As we returned to our bikes, the owner made the fake dinosaur roar to tell us goodbye.  As we traveled further east, riding became easier as the landscape descended toward the Green River. Pedaling was easier now but that meant the return trip was going to be more difficult.  A hawk glided effortlessly in a great circle over our heads.

 

Just before Jensen is the turnoff to Dinosaur National Monument and its visitor's center.  We decided to go on to Jensen and throw a few rocks into the Green River.  Jensen has only a few building built on the western bank of the Green River along Highway 40.  There is a narrow silver metal bridge spanning the river, the kind with trusses over the road. We parked our bikes and ran onto the bridge, the longest bridge any of us had seen. We stopped in the middle to throw the rocks we had placed in our pockets.  The river looked green from the silt it carried.  Having sacrificed a few rocks to the river gods we headed back to the turnoff.

 

Now we headed north on a much narrower road but fortunately the traffic was far sparser than on the highway.  The road soon paralleled the Green River and the green farms along its banks.  We rode past horses, goat, cows and other farm animals.  A few jackrabbits crossed the road in front of us. Then the road left the river and began to climb the sandstone hills.  We were tired; on some steep spots we got off and walked our bikes.  The last two or three miles seemed to take forever.

 

"There it is," called Brent.

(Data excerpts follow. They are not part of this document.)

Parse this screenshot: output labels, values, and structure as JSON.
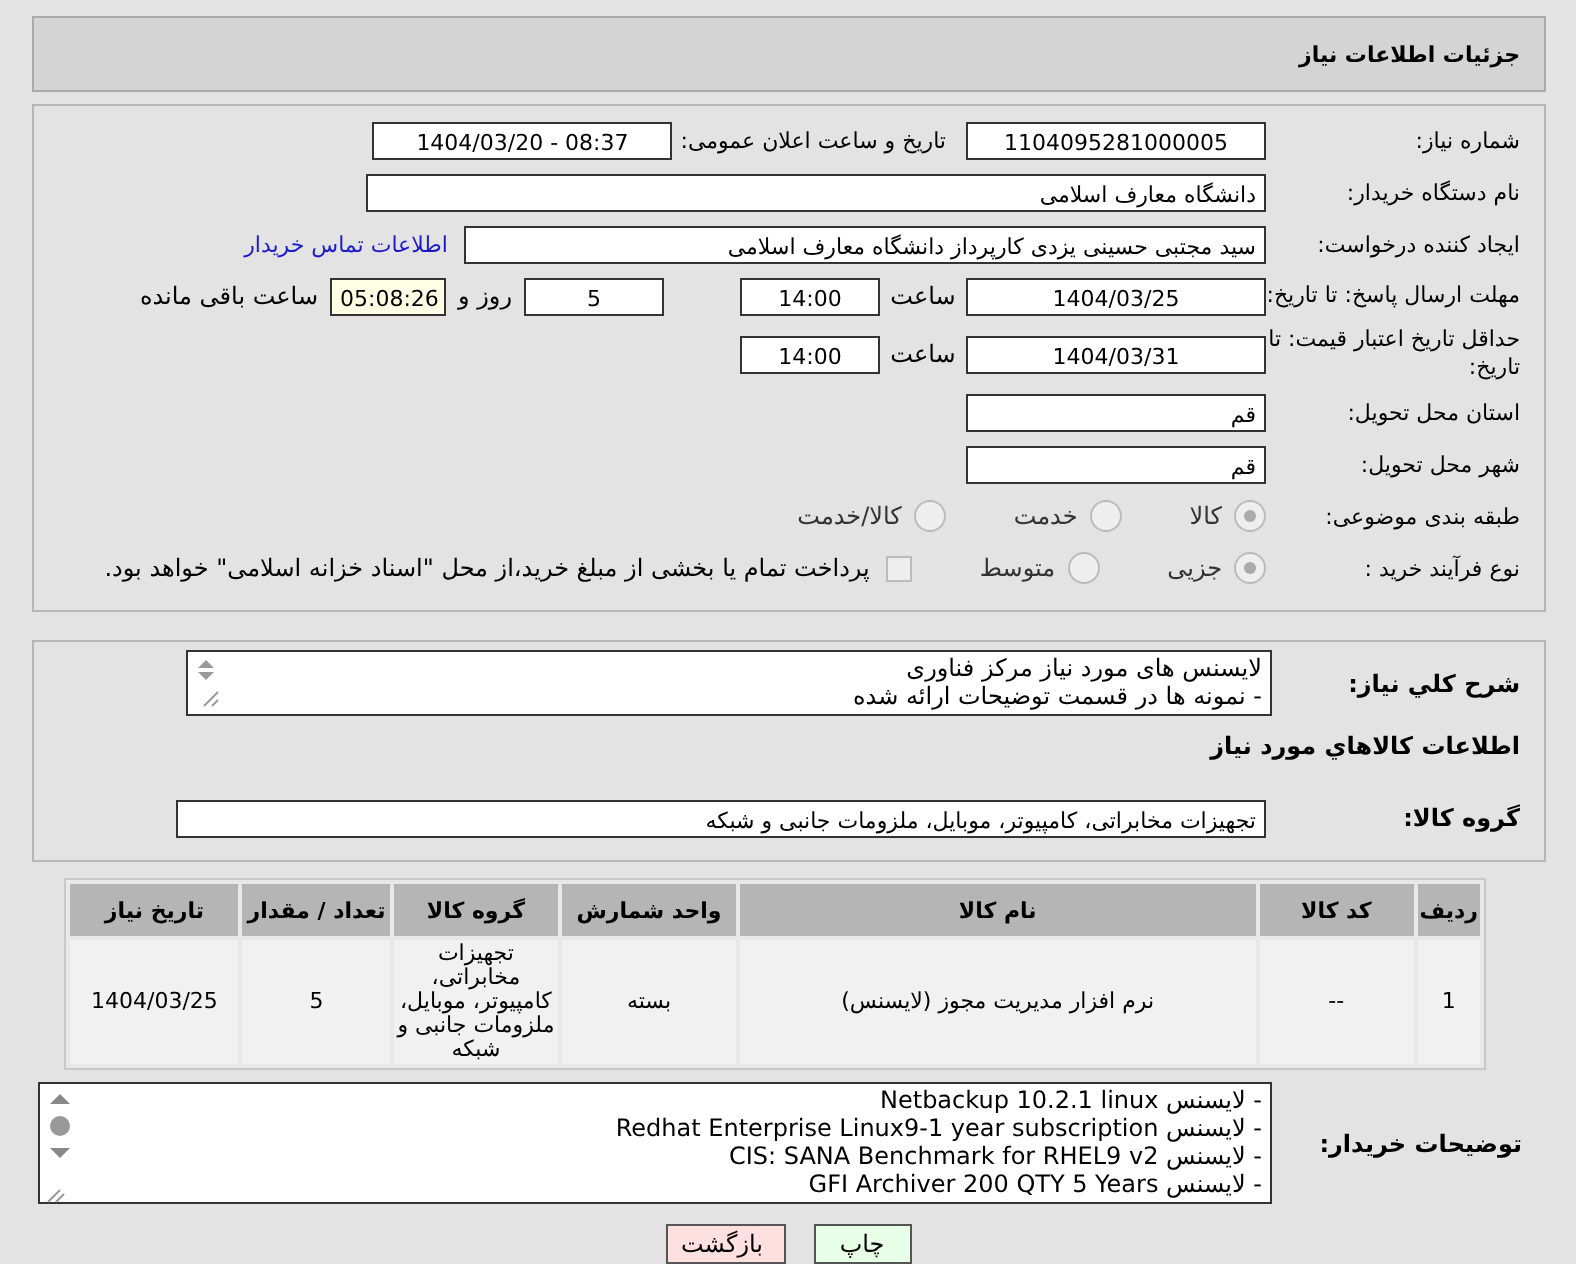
{
  "header": {
    "title": "جزئیات اطلاعات نیاز"
  },
  "form": {
    "need_number": {
      "label": "شماره نیاز:",
      "value": "1104095281000005"
    },
    "announce": {
      "label": "تاریخ و ساعت اعلان عمومی:",
      "value": "1404/03/20 - 08:37"
    },
    "buyer_org": {
      "label": "نام دستگاه خریدار:",
      "value": "دانشگاه معارف اسلامی"
    },
    "creator": {
      "label": "ایجاد کننده درخواست:",
      "value": "سید مجتبی حسینی یزدی کارپرداز دانشگاه معارف اسلامی",
      "link": "اطلاعات تماس خریدار"
    },
    "reply_deadline": {
      "label": "مهلت ارسال پاسخ: تا تاریخ:",
      "date": "1404/03/25",
      "time_label": "ساعت",
      "time": "14:00",
      "days": "5",
      "days_label": "روز و",
      "remaining": "05:08:26",
      "remaining_label": "ساعت باقی مانده"
    },
    "price_validity": {
      "label": "حداقل تاریخ اعتبار قیمت: تا تاریخ:",
      "date": "1404/03/31",
      "time_label": "ساعت",
      "time": "14:00"
    },
    "province": {
      "label": "استان محل تحویل:",
      "value": "قم"
    },
    "city": {
      "label": "شهر محل تحویل:",
      "value": "قم"
    },
    "category": {
      "label": "طبقه بندی موضوعی:",
      "options": [
        {
          "label": "کالا",
          "selected": true
        },
        {
          "label": "خدمت",
          "selected": false
        },
        {
          "label": "کالا/خدمت",
          "selected": false
        }
      ]
    },
    "process": {
      "label": "نوع فرآیند خرید :",
      "options": [
        {
          "label": "جزیی",
          "selected": true
        },
        {
          "label": "متوسط",
          "selected": false
        }
      ],
      "payment": {
        "checked": false,
        "label": "پرداخت تمام یا بخشی از مبلغ خرید،از محل \"اسناد خزانه اسلامی\" خواهد بود."
      }
    }
  },
  "description": {
    "label": "شرح کلي نیاز:",
    "lines": [
      "لایسنس های مورد نیاز مرکز فناوری",
      "- نمونه ها در قسمت توضیحات ارائه شده"
    ]
  },
  "goods_title": "اطلاعات کالاهاي مورد نیاز",
  "goods_group": {
    "label": "گروه کالا:",
    "value": "تجهیزات مخابراتی، کامپیوتر، موبایل، ملزومات جانبی و شبکه"
  },
  "table": {
    "columns": [
      "ردیف",
      "کد کالا",
      "نام کالا",
      "واحد شمارش",
      "گروه کالا",
      "تعداد / مقدار",
      "تاریخ نیاز"
    ],
    "rows": [
      [
        "1",
        "--",
        "نرم افزار مدیریت مجوز (لایسنس)",
        "بسته",
        "تجهیزات مخابراتی، کامپیوتر، موبایل، ملزومات جانبی و شبکه",
        "5",
        "1404/03/25"
      ]
    ]
  },
  "buyer_notes": {
    "label": "توضیحات خریدار:",
    "lines": [
      "- لایسنس Netbackup 10.2.1 linux",
      "- لایسنس  Redhat Enterprise Linux9-1 year subscription",
      "- لایسنس  CIS: SANA Benchmark for RHEL9 v2",
      "- لایسنس  GFI Archiver 200 QTY 5 Years"
    ]
  },
  "buttons": [
    {
      "label": "چاپ",
      "kind": "print"
    },
    {
      "label": "بازگشت",
      "kind": "back"
    }
  ]
}
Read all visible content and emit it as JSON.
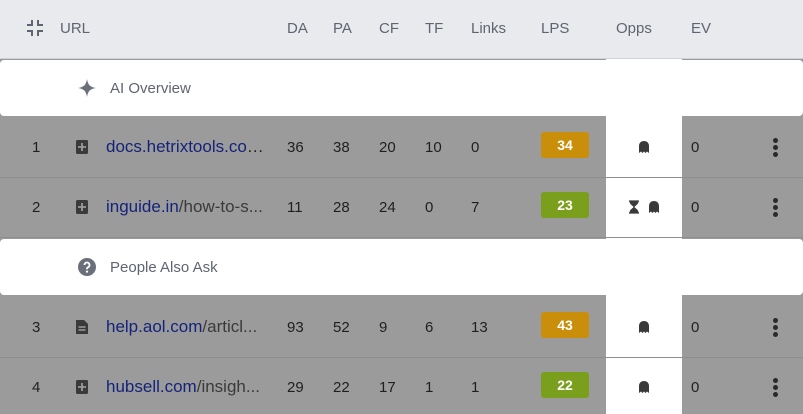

And then we all saw it, the v-sloped roof of the visitors' center perched above the pinkish brick that were meant to blend in to the surroundings.  The visitors' center had been built by the Park Service to cover one of the largest concentrations of fossilized dinosaur bones found anyplace in the world.  In addition to hosting tourists, the building served as a workplace for paleontologists meticulously uncovering dinosaur bones from an ancient graveyard of dinosaurs now encased in stone.  The large diplodocus now located in the Smithsonian museum was recovered from this site.

 

Now our pace quickened as we rode the final yards to our goal.  We parked our bikes amid the cars of tourist from many states -- Colorado, Kansas, Arizona and even New Jersey.  We walked up the front steps and into the air-conditioned building.  The cool air felt cold on our sweaty bodies.  We rapidly passed the instructional displays and went right to the balcony that overlooked the quarry.  There were three or four men in white uniforms using small chisels and even brushes to remove the rock from the fossilized bones.  On some uncovered fossils, plaster was being used to make casts of the bones. The work seemed excruciatingly slow and boring.  I have returned to the visitorsº center many times in the intervening forty years.  I have been unable to see visible progress.

 

We were soon bored again and off we went, bounding out of the building and back to our bikes. The Split Mountain campground and the river were nearby.  We decided to take a short detour and throw some more rocks in the river. It was downhill to the campground and we coasted the whole way.  As we stood on the bank of the Green River and looked across the broad river at the Split Mountain Gorge, it was unbelievable to me that the river had cut its way through the solid rock that now stood bare. How did it start?  Had the mountain acted as a dam at one time?  Even now after two college degrees, I am still amazed at the power of erosion working slowly over many years.

 

As I looked at the broad expanse of the river, I remembered my father telling me that he had swam across the river at a teenager.  He had always ended the story by telling me that it was a stupid thing to do because the river was treacherous with numerous eddies that could pull a man under with no chance of escape. I was never tempted to swim the Green River. 

 

After we had skipped a few flat rocks over the surface of the river, we started home.  Somehow the journey home was less exciting than the trip to the visitors' center.  Mostly it was just tiring; more uphill than down with scenery we had already seen.  As we finally rode down 350 South and I could see my house at the end of the street, I knew that we were finishing our last great adventure of 1958.

 

"So what did you do all day?" My mother asked.  "Oh, I just rode my bike," I answered.